What is your interest rate outlook for Australia this year?
It is predicated on what is happening globally. The Reserve Bank will be encouraged to leave rates where they are for the first six months, but as growth starts to accelerate in the second half there will probably be pressure to raise them again.
Did the experiment of raising rates ahead of the US last year work? Did the Reserve Bank achieve what it set out to achieve?
In a way. It didn't prick the bubble in housing prices but it has certainly slowed the rate of price increases on property. The central bank raised rates once in May and then again in June but at that point they stopped. So they obviously realised that going any higher would have been a bad idea given the global economic slowdown and the effects of the drought in Australia. Ultimately they did the right thing in not raising them too aggressively, as has happened in New Zealand.
You say that global economic growth will accelerate in the second half of 2003, is a six-month turn around a bullish prediction?
I suppose the risks are still there. The geopolitical uncertainties persist. The Iraq situation could blow up and in the US it is unclear whether consumers will continue to spend or whether companies will continue their staff cutbacks. So the risks are still there but there is plenty of stimulus coming through from low interest rates and we will see some benefits from President Bush's fiscal stimulus package. These things should help the US economy to recover. We also expect a modest recovery occurring in Europe and Japan.
What sort of recovery will Japan experience?
Not an obvious one. I mean more of a cyclical upswing. While the economy overall remains depressed it is still operating on a cycle. It is cycling around a very low average rate of growth but there are peaks to be seen. Until the country does something about its structural problems you can write it off as a long-term play, but cyclical fund managers can find opportunities there.

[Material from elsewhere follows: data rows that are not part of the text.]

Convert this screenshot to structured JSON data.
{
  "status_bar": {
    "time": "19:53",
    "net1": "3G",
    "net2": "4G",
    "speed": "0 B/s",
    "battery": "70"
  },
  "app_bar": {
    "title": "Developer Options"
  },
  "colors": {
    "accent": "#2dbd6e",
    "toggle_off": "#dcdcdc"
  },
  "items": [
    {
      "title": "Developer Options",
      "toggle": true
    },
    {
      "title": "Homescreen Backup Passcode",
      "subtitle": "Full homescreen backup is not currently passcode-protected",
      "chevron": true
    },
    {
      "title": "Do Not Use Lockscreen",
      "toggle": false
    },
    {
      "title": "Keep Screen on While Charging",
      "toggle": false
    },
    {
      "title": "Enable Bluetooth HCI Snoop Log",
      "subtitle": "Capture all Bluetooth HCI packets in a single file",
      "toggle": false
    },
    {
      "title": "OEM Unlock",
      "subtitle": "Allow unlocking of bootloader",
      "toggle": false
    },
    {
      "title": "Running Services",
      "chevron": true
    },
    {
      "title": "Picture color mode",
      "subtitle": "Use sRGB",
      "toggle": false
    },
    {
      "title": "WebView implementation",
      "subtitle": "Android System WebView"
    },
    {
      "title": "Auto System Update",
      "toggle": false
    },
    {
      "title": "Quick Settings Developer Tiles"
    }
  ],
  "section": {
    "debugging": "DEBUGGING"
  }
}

Back to Australia, what is your prediction on the value of the dollar?
It has some more upside potential. It is still undervalued against the US dollar and at A$0.59 it has only gone back to where it was in June last year. One factor driving it higher is the general weakness in the US dollar which relates to concerns about the blow out in the current account deficit and the threat of war. This means that US investors are keeping their money at home and the US dollar is losing value. As a result, the Aussie dollar should strengthen further to about A$0.65 particularly if commodity prices increase later this year. We think fair value for the currency is about A$0.70.

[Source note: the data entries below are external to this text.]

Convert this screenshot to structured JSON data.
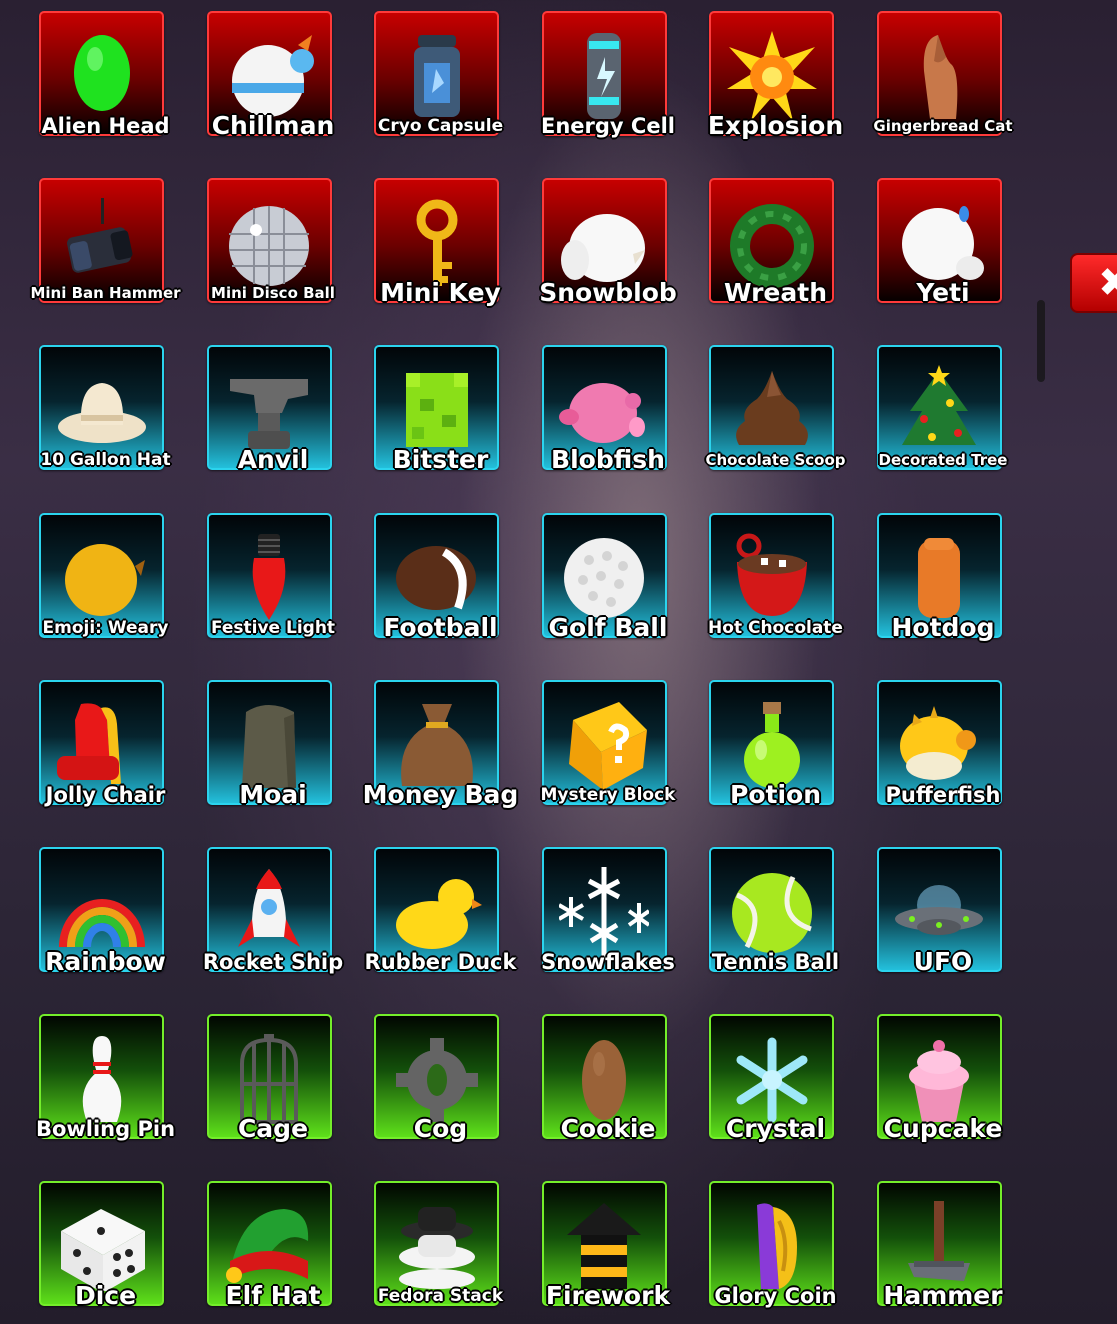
{
  "close_button": {
    "glyph": "✖"
  },
  "items": [
    {
      "name": "Alien Head",
      "rarity": "legendary",
      "icon": "alien-head-icon"
    },
    {
      "name": "Chillman",
      "rarity": "legendary",
      "icon": "chillman-icon"
    },
    {
      "name": "Cryo Capsule",
      "rarity": "legendary",
      "icon": "cryo-capsule-icon"
    },
    {
      "name": "Energy Cell",
      "rarity": "legendary",
      "icon": "energy-cell-icon"
    },
    {
      "name": "Explosion",
      "rarity": "legendary",
      "icon": "explosion-icon"
    },
    {
      "name": "Gingerbread Cat",
      "rarity": "legendary",
      "icon": "gingerbread-cat-icon"
    },
    {
      "name": "Mini Ban Hammer",
      "rarity": "legendary",
      "icon": "mini-ban-hammer-icon"
    },
    {
      "name": "Mini Disco Ball",
      "rarity": "legendary",
      "icon": "mini-disco-ball-icon"
    },
    {
      "name": "Mini Key",
      "rarity": "legendary",
      "icon": "mini-key-icon"
    },
    {
      "name": "Snowblob",
      "rarity": "legendary",
      "icon": "snowblob-icon"
    },
    {
      "name": "Wreath",
      "rarity": "legendary",
      "icon": "wreath-icon"
    },
    {
      "name": "Yeti",
      "rarity": "legendary",
      "icon": "yeti-icon"
    },
    {
      "name": "10 Gallon Hat",
      "rarity": "epic",
      "icon": "cowboy-hat-icon"
    },
    {
      "name": "Anvil",
      "rarity": "epic",
      "icon": "anvil-icon"
    },
    {
      "name": "Bitster",
      "rarity": "epic",
      "icon": "bitster-icon"
    },
    {
      "name": "Blobfish",
      "rarity": "epic",
      "icon": "blobfish-icon"
    },
    {
      "name": "Chocolate Scoop",
      "rarity": "epic",
      "icon": "chocolate-scoop-icon"
    },
    {
      "name": "Decorated Tree",
      "rarity": "epic",
      "icon": "decorated-tree-icon"
    },
    {
      "name": "Emoji: Weary",
      "rarity": "epic",
      "icon": "emoji-weary-icon"
    },
    {
      "name": "Festive Light",
      "rarity": "epic",
      "icon": "festive-light-icon"
    },
    {
      "name": "Football",
      "rarity": "epic",
      "icon": "football-icon"
    },
    {
      "name": "Golf Ball",
      "rarity": "epic",
      "icon": "golf-ball-icon"
    },
    {
      "name": "Hot Chocolate",
      "rarity": "epic",
      "icon": "hot-chocolate-icon"
    },
    {
      "name": "Hotdog",
      "rarity": "epic",
      "icon": "hotdog-icon"
    },
    {
      "name": "Jolly Chair",
      "rarity": "epic",
      "icon": "jolly-chair-icon"
    },
    {
      "name": "Moai",
      "rarity": "epic",
      "icon": "moai-icon"
    },
    {
      "name": "Money Bag",
      "rarity": "epic",
      "icon": "money-bag-icon"
    },
    {
      "name": "Mystery Block",
      "rarity": "epic",
      "icon": "mystery-block-icon"
    },
    {
      "name": "Potion",
      "rarity": "epic",
      "icon": "potion-icon"
    },
    {
      "name": "Pufferfish",
      "rarity": "epic",
      "icon": "pufferfish-icon"
    },
    {
      "name": "Rainbow",
      "rarity": "epic",
      "icon": "rainbow-icon"
    },
    {
      "name": "Rocket Ship",
      "rarity": "epic",
      "icon": "rocket-ship-icon"
    },
    {
      "name": "Rubber Duck",
      "rarity": "epic",
      "icon": "rubber-duck-icon"
    },
    {
      "name": "Snowflakes",
      "rarity": "epic",
      "icon": "snowflakes-icon"
    },
    {
      "name": "Tennis Ball",
      "rarity": "epic",
      "icon": "tennis-ball-icon"
    },
    {
      "name": "UFO",
      "rarity": "epic",
      "icon": "ufo-icon"
    },
    {
      "name": "Bowling Pin",
      "rarity": "rare",
      "icon": "bowling-pin-icon"
    },
    {
      "name": "Cage",
      "rarity": "rare",
      "icon": "cage-icon"
    },
    {
      "name": "Cog",
      "rarity": "rare",
      "icon": "cog-icon"
    },
    {
      "name": "Cookie",
      "rarity": "rare",
      "icon": "cookie-icon"
    },
    {
      "name": "Crystal",
      "rarity": "rare",
      "icon": "crystal-icon"
    },
    {
      "name": "Cupcake",
      "rarity": "rare",
      "icon": "cupcake-icon"
    },
    {
      "name": "Dice",
      "rarity": "rare",
      "icon": "dice-icon"
    },
    {
      "name": "Elf Hat",
      "rarity": "rare",
      "icon": "elf-hat-icon"
    },
    {
      "name": "Fedora Stack",
      "rarity": "rare",
      "icon": "fedora-stack-icon"
    },
    {
      "name": "Firework",
      "rarity": "rare",
      "icon": "firework-icon"
    },
    {
      "name": "Glory Coin",
      "rarity": "rare",
      "icon": "glory-coin-icon"
    },
    {
      "name": "Hammer",
      "rarity": "rare",
      "icon": "hammer-icon"
    }
  ]
}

So what does this economic climate mean for the capital markets?
The positive outlook should translate into profit growth for Australian companies which could bring more debt and equity issuance. From an investor's perspective, Australia is still an attractive proposition. It is undervalued compared with other world markets and our stock market comes with a dividend yield of about 4% which is high. In that sense it is seen as a relatively secure and defensive market, particularly in the region where we now occupy about 35% of the MSCI Asia ex-Japan free index. On the new issuance front, everyone is still lamenting the postponement of Telstra 3.
When will Telstra come back to market?
The government postponed the sale because of the low share price which was an appropriate decision considering that they want to maximise the returns when they do eventually offload it. But now it has been postponed to an election year and I can't see the government fighting an election with the sale of Telstra on their agenda –given that the majority of the population don't want it to be sold. So whether the sale will ever occur is now very uncertain.
What is your take on the health of the banking sector and its ability to continue lending?
The main issue is the household sector and what damage will be caused to the banks if the property bubble bursts. Over the last decade the banks have been focused on housing loans and this has been a great source of growth for them. It has also kept their immune to some of the corporate collapses that have happened locally. But if property prices fall and mortgages start to feel the pressure then there could be an argument for the banks to put their focus back on to the corporate sector.
At what point will Australian households reach debt servicing problems?
There would need to be at least a 2% increase in the cash rate to about 7% or 8% before we reach the same problems as we had back in the early 1990s. Even though this is a lot less than the 18% interest rates that applied at the time the level of household debt is now much higher. As a percentage of household income it has gone from below 50% to about 120% now. But the Reserve Bank is very aware of this situation and therefore I don't see them raising interest rates to a level where mortgagers would really start to suffer. There is no point.